Dolly Madison should make snack cakes for diet “cheat days” and call them Ashley Madisons.
When my kids are grown, I’m coming over to their house and taking their forks and then scattering them around town.
Me too 😆
[Trailer voice]
Detective Will Anker is an alcoholic with a drug problem who has just 48 hours to find the person who killed 150,000 innocent people & stole 37 billion pounds.
The only problem is everything points to him!!!!W. Anker
Thursdays on Fox
[9pm arguing]
Him: you always need to have the last word!Me: I do not!
Him: prove it
Me: *crosses arms, glares silently*
[3am sleeping]
Me: *whispers* I win
I haven’t showered I’m wearing my clothes from yesterday I will undoubtedly run into someone I know at the store as I run in for milk.

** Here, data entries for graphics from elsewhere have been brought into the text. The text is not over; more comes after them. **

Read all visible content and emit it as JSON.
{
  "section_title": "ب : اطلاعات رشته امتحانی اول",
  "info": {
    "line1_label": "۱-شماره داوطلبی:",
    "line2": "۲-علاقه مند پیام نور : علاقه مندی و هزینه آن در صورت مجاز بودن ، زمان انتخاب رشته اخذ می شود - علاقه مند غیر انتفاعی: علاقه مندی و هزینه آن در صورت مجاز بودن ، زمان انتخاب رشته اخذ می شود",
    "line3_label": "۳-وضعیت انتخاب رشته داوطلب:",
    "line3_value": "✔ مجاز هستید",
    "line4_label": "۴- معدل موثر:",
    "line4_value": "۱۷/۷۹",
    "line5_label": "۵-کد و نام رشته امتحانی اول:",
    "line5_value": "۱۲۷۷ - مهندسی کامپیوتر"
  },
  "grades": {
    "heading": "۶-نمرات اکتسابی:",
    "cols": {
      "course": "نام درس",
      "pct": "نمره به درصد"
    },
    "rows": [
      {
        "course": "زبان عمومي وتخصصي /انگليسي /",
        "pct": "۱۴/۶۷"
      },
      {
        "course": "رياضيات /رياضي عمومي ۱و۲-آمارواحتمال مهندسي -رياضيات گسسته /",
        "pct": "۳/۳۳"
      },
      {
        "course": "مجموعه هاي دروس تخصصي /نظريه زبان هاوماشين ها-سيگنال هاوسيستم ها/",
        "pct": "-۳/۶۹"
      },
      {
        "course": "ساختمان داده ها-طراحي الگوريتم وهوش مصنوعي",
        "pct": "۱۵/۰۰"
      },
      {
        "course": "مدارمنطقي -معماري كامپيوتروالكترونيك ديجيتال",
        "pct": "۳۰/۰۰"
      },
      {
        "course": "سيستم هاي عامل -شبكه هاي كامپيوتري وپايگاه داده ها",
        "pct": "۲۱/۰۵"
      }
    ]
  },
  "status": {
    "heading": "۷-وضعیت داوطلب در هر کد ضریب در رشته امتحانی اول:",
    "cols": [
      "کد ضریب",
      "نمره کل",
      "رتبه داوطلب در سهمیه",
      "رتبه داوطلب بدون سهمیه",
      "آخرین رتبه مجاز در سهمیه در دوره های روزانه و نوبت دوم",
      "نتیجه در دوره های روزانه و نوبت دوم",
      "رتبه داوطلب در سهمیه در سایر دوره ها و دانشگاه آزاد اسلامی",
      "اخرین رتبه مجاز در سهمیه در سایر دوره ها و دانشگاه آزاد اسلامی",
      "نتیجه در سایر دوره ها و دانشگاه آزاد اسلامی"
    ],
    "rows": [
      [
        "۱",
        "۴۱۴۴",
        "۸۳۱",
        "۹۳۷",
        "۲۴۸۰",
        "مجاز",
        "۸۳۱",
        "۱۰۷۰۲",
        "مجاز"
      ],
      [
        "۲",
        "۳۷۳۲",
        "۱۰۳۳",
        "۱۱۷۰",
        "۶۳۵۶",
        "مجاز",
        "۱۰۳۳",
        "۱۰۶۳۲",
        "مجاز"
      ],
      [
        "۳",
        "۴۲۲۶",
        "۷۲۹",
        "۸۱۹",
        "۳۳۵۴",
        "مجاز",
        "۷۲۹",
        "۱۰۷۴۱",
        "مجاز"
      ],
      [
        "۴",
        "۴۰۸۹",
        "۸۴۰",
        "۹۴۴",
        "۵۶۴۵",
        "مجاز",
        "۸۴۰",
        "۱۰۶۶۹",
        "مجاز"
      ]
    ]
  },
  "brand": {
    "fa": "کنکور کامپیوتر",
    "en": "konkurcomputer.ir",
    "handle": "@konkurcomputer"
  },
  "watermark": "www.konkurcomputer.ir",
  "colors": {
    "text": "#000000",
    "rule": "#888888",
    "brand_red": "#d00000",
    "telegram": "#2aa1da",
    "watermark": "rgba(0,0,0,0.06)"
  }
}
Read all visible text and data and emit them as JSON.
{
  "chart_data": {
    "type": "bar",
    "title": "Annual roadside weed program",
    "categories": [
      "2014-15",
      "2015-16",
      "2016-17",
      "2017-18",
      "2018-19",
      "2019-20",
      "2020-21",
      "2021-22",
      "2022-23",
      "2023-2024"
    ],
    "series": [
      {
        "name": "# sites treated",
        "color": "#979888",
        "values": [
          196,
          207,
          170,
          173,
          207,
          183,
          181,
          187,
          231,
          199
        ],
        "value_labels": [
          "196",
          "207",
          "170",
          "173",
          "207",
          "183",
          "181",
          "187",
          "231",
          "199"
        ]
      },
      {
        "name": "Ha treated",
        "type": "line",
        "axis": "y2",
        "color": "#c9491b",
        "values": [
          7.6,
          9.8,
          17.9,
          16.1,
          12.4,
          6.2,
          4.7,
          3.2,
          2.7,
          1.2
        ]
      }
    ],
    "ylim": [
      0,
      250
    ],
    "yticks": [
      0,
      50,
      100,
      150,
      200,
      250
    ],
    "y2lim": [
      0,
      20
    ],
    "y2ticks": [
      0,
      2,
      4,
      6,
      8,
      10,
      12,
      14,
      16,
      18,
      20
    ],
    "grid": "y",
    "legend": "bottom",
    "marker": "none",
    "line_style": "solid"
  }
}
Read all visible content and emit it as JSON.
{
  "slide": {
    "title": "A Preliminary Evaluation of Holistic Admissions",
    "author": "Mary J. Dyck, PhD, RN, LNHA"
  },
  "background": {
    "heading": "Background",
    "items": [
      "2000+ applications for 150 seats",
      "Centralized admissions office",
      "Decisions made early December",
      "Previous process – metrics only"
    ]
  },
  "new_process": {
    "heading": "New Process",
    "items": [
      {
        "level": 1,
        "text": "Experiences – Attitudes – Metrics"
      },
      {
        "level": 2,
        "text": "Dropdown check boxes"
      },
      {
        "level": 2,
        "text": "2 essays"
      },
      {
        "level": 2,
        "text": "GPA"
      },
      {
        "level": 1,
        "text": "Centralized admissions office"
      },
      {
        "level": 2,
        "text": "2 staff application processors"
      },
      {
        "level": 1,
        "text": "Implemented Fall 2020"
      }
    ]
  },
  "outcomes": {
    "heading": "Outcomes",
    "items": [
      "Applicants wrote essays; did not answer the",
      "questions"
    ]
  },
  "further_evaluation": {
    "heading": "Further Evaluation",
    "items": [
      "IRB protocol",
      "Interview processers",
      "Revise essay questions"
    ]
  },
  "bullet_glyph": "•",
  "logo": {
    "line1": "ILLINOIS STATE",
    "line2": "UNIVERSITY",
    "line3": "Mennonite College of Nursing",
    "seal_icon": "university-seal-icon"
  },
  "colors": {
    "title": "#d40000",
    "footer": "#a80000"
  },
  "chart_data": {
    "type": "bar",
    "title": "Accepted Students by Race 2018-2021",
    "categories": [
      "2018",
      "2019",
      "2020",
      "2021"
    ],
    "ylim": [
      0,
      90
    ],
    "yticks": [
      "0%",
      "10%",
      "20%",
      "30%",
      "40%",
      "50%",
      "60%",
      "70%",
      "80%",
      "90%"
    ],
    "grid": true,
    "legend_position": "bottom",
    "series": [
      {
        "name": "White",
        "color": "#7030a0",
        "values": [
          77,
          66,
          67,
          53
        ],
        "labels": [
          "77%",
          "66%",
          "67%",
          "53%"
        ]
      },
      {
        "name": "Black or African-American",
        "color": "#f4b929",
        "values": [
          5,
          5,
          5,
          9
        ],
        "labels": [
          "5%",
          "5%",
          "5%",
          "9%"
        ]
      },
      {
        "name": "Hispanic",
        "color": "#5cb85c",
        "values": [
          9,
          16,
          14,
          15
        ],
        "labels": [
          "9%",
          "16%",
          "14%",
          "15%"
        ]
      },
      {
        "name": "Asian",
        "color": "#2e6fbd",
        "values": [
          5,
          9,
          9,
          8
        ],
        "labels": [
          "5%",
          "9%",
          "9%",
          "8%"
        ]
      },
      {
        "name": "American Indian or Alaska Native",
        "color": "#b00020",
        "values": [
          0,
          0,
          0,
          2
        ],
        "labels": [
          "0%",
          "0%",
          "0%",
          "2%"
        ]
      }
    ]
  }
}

My cousin got hit by a car while jogging this morning. Drunk driver plowed right through the front of his Planet Fitness
[sees huge guy at the gym]
Me: do you take steroids
*guy spends 15 minutes talking me thru his diet plan*
Me: when do you eat the steroids
Some apples don’t fall far from the tree, BUT other apples catch a good roll and keep rolling…and rolling…and rolling..
Life hack
A good way to know if your girlfriend is a lizard is if she eats a bunch of crickets or small birds
my grandpa: this pizza has no toppings
me: close the box, turn it over, & open it again
my grandpa: well i’ll be damned
what the hell is this stain?
– a memoir
I love how the cat trips me when I’m trying to refill his water bowl so that I get a water all over both of us, but then HE glares at ME.
“Welcome to the jungle”
Thanks.
“We’ve got fun and games”
Cool.
“You’re in the jungle”
We’ve established this
“You’re gonna die!”
Wait what?
As a girl who grew up with an annoying little sister the most unrealistic thing about Frozen is how Elsa never tried to kill Anna on purpose
Absolutely batshit that they had one Irish character in Harry Potter and they just went with Seamus Finnegan. Like calling an American character Huckleberry McRib.
doctor: now let’s step over to the xray machine
ray: the what
It’s hard for me to believe that the new Star Wars trailer has already been seen millions of times. How do they even know where it’s parked?
Doctor: Any cancer in the family?
Me: My mom is a Sagittarius, but I’ll have to check on everyone else.
Doc: …
Most people use photoshop to create amazing art or graphic design. I use it to make fake Doritos flavors.
You are the toothpaste to my orange juice.
FRIEND: To get out of a ticket, just make the cop laugh.
[later]
COP: Do you know why I pulled you over?
ME: Uh oh here comes the tickle monster
It’s only fair that if the TSA should ban over 3oz of liquid carried on a person, they should also ban a person wearing over 3oz of cologne.
[during sex]
Hand me my reading glasses
Reporter: He was strangled by a loved one
My Murderer: Whoa, love is a strong word
[Spills wine]
“My medicine!!”
I would only want to be a ghost if I could randomly bite people
Someone gave me a gift and I just found it on a Gifts for Grandma list. This hurts.